And then she moved away from him, and began to arrange the few flowers that the people of the house had sent up to her.

Michael waited until she had finished. She was exhausted and weary, he knew, and he was anxious to take her to South Audley Street, where her mother would be awaiting them. Michael had telegraphed to her earlier in the day, and the answer had come that she was already on her way.

Audrey made an attempt to see Mrs. Blake before she left, but Biddy would not admit her.

'It will drive my mistress crazy to see anyone,' she said. 'She has quieted down a bit, and the doctor has given me some stuff to make her sleep; and his orders were that I was to keep her as still as possible.'

And after this Audrey dared not persist.

But it grieved her to leave poor Mollie in that desolate house, the girl seemed so utterly alone; but Michael said he had spoken to the woman of the house, and that she had promised to look after her.

'We ought not to take her with us, dear Audrey,' he said gently, but firmly; 'it is her duty to stay with her mother.' And Audrey acquiesced a little reluctantly.

Mrs. Ross cried abundantly as she took Audrey in her arms; her motherly soul was filled with pity for her girl. But Audrey had no more tears to shed.

'Mother,' she said pleadingly, when, after the late evening meal, Michael had retired and left them alone together--'mother, I must wear mourning for Cyril. I hope father will not mind.'

'You shall do as you like, my love,' returned her mother sadly. 'Your father will not object to anything you wish to do. You know we all loved dear Cyril.'

'Yes, mother; and you were always so good to him. Towards the last he mentioned you and father: "Give my love to them both." Michael heard him say it.'

'Geraldine is as unhappy as possible. She drove with me to the station.

She begged me over and over again to say how grieved she was for you.'

'Poor dear Gage is always so kind!' replied Audrey calmly. 'Mother dear, should you mind my going to bed now? My head aches so, and I am so tired!'

Then Mrs. Ross attended her daughter to her room, and did not leave her until her weary head was on the pillow.

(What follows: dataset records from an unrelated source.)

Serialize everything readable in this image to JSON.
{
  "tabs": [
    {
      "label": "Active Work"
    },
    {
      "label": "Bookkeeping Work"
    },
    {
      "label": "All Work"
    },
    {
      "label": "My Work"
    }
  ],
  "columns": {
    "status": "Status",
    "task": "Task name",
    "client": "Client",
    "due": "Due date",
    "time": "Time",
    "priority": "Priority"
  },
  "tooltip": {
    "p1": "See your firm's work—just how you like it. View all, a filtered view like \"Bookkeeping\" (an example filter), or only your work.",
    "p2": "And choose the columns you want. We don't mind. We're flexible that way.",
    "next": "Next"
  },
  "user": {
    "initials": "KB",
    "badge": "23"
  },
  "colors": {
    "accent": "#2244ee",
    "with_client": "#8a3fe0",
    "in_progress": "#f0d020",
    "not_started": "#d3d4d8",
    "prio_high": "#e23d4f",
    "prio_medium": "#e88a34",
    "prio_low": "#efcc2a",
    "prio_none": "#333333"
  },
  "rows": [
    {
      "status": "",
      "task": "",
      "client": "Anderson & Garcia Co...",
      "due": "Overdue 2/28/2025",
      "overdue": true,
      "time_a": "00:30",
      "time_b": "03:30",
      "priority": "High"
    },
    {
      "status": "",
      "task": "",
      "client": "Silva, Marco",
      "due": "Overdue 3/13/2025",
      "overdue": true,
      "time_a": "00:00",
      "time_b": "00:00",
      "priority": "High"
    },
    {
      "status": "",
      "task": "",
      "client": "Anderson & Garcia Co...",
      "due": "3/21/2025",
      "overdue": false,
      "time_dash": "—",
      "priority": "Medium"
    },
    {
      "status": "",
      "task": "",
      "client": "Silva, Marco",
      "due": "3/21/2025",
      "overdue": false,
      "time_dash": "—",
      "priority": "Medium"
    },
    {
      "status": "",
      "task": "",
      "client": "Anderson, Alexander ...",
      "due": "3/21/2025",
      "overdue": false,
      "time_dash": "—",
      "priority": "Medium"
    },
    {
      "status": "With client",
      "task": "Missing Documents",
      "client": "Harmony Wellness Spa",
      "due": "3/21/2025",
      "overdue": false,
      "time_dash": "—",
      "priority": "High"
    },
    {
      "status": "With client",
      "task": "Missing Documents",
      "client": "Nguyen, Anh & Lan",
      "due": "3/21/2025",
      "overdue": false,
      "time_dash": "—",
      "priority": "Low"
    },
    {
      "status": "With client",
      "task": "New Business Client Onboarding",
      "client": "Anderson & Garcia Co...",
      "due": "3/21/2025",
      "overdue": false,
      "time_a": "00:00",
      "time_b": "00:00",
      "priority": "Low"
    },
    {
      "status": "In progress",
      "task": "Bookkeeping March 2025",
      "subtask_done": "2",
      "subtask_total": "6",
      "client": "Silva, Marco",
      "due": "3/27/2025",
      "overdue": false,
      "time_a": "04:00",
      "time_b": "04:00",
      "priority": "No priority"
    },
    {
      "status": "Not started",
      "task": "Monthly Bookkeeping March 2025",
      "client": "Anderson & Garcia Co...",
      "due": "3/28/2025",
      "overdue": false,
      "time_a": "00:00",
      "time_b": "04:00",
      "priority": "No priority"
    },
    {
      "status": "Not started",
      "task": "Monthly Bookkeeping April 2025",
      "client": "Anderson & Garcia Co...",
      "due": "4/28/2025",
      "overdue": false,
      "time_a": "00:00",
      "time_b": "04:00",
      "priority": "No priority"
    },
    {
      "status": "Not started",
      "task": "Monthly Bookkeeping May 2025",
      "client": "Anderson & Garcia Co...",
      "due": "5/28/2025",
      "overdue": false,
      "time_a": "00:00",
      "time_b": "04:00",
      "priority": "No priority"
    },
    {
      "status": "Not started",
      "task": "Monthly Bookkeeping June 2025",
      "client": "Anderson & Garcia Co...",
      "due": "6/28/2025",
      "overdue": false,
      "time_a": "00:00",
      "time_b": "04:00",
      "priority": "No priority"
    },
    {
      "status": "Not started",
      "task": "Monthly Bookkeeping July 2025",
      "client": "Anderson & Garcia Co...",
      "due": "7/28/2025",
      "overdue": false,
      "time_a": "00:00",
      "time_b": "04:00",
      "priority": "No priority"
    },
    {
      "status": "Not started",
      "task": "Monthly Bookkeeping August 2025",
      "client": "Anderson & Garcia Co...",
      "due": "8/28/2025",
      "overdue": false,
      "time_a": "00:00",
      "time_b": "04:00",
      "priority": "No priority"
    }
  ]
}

'I should like to stay,' she said, looking at her child with yearning eyes; 'but I suppose you would rather be alone.'

'Yes, mother dear;' and then she drew her mother's face down to hers and kissed it tenderly. 'Dearest, you are so good to me, and so is Michael.'

'Who could help being good to you, Audrey?'

'Yes; but you must not be too kind to me. One must not let one's unhappiness spoil other people's lives. I want to be as brave as he was.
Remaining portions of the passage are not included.